Kirundo, Burundi, August 9
There are a lot of street children here.
They wander around town, dressed in rags the colour of the earth, and beg for money. So, of course, we’re a major attraction for them. They follow us around, begging for handouts, or sometimes just stand and stare. When we’re leading workshops, they spend a lot of time peering in the windows, then scatter when we look their way.
I carry a water bottle with me everywhere: an ordinary 1½ liter plastic water bottle. Whenever the water level is low in the bottle, they start asking me for the bottle. Apparently, it’s not the water they want; it’s the bottle. They can sell it in the market or use it themselves.
It’s not clear to me what the situation with these children is. The teachers say they live on the street, that they’re orphans or else their families can’t afford to feed them. The teachers seem generally annoyed by the children’s presence, and shoo them away from time to time.
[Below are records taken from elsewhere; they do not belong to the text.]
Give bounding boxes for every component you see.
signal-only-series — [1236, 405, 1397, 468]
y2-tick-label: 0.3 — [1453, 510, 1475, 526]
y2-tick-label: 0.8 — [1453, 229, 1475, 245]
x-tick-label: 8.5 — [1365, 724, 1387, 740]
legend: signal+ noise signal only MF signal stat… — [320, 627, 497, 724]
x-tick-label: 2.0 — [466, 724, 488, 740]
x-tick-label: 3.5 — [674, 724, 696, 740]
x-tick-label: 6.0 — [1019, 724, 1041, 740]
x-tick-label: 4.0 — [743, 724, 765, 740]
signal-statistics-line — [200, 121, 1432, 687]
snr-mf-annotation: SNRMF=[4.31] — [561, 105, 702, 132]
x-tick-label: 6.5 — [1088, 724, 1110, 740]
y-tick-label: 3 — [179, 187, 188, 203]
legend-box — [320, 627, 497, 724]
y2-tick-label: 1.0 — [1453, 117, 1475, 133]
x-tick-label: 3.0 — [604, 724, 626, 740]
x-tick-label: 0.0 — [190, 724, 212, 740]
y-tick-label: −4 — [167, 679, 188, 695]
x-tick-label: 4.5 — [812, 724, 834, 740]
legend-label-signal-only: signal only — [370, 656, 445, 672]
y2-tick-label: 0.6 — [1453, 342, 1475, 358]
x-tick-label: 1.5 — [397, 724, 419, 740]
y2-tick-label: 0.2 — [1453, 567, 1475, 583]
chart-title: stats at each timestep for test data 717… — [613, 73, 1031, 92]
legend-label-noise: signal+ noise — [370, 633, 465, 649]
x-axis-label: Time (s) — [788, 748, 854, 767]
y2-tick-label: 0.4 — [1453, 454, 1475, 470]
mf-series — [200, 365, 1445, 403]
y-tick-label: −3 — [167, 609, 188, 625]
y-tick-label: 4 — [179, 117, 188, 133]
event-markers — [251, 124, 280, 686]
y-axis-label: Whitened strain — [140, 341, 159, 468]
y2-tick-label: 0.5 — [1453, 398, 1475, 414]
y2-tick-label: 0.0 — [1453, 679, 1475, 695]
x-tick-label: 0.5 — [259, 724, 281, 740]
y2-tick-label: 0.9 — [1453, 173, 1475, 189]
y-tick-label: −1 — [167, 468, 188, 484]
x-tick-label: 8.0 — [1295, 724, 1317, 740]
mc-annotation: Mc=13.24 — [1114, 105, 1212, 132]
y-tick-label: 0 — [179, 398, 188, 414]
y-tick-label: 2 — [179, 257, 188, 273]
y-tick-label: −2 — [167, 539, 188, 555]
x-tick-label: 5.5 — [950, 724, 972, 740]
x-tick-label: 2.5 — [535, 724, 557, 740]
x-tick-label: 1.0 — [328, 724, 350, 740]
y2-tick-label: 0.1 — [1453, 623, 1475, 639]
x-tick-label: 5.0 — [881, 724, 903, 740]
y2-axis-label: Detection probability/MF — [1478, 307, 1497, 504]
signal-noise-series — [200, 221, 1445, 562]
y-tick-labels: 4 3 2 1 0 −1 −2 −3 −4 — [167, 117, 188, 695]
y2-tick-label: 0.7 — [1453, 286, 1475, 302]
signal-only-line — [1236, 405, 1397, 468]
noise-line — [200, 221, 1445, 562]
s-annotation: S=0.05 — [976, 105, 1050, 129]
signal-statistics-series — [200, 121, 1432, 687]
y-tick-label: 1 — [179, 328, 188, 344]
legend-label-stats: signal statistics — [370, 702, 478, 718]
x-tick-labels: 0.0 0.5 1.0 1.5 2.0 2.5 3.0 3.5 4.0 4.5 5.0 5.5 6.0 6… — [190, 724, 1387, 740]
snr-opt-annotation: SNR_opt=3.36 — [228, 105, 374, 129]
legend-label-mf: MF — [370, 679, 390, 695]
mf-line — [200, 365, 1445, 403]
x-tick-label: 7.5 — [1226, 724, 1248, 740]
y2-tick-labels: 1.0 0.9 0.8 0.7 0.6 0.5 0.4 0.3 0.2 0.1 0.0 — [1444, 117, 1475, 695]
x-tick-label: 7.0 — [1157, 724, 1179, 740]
Today it occurred to me, though, that if they were truly without anyone taking care of them, they wouldn’t have such closely cropped hair. Someone cuts their hair, or shaves their heads. So do they have families? Are they trying to raise money for their families? If so, could it be that they go to school, but beg when school is closed?
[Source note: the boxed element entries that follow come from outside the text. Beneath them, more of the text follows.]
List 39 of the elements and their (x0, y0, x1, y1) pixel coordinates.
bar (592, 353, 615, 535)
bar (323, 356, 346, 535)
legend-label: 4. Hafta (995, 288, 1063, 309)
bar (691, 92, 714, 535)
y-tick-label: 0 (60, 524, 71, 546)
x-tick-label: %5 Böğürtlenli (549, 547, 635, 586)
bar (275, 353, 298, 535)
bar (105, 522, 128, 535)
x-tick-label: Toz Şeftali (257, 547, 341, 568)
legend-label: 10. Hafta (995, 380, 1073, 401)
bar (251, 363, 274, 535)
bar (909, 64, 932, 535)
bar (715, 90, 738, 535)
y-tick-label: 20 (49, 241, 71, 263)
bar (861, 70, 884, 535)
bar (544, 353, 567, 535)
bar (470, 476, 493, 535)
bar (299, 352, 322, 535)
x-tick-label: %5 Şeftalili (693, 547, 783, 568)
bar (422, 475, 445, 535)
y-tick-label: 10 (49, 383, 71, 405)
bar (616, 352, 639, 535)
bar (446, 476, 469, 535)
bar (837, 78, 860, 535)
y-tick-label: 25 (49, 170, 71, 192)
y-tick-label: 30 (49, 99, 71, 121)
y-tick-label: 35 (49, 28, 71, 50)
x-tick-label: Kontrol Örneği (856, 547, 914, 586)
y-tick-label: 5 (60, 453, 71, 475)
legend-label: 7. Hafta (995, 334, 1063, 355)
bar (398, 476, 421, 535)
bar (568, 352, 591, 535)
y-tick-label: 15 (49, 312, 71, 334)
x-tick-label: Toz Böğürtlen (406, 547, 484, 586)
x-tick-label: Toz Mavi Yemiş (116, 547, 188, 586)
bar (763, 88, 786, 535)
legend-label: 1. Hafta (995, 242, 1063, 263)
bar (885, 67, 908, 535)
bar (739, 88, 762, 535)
I should point out that I was pondering the street children during a diploma ceremony at one of the secondary schools, complete with long, drawn-out speeches in Kirundi, and a reception afterwards involving plentiful beer (Amstel and the local brew, Primus) and soft drinks (Fanta lemon and Coca-Cola), as well as hors-d’oeuvres of cheese (imported from somewhere) and other nibbles. Everyone ate and drank in quantity, ignoring the street children peering in the windows as usual.
A couple of our group visited an orphanage a few days ago. A pastor and his wife house 30 street children (girls) in their house and another 30 (boys) in their church. They feed them and clothe them and send them to school, with intermittent help from charities. There are another 60 orphans housed in foster families, but the pastor provides food for them as well every day. A pure, selfless effort, but, if the sheer number of street children is any indication, the need far overwhelms what the pastor and his wife can provide.
(As I wrote this, I was sitting in the hotel’s dining room, which is really more of a patio with a roof. Only quite wealthy people stay here because in Burundi terms it’s quite expensive, about 20 euros a night per room. As I wrote I witnessed my first terrible two’s tantrum since I got here. I guess only rich Burundian kids have tantrums.)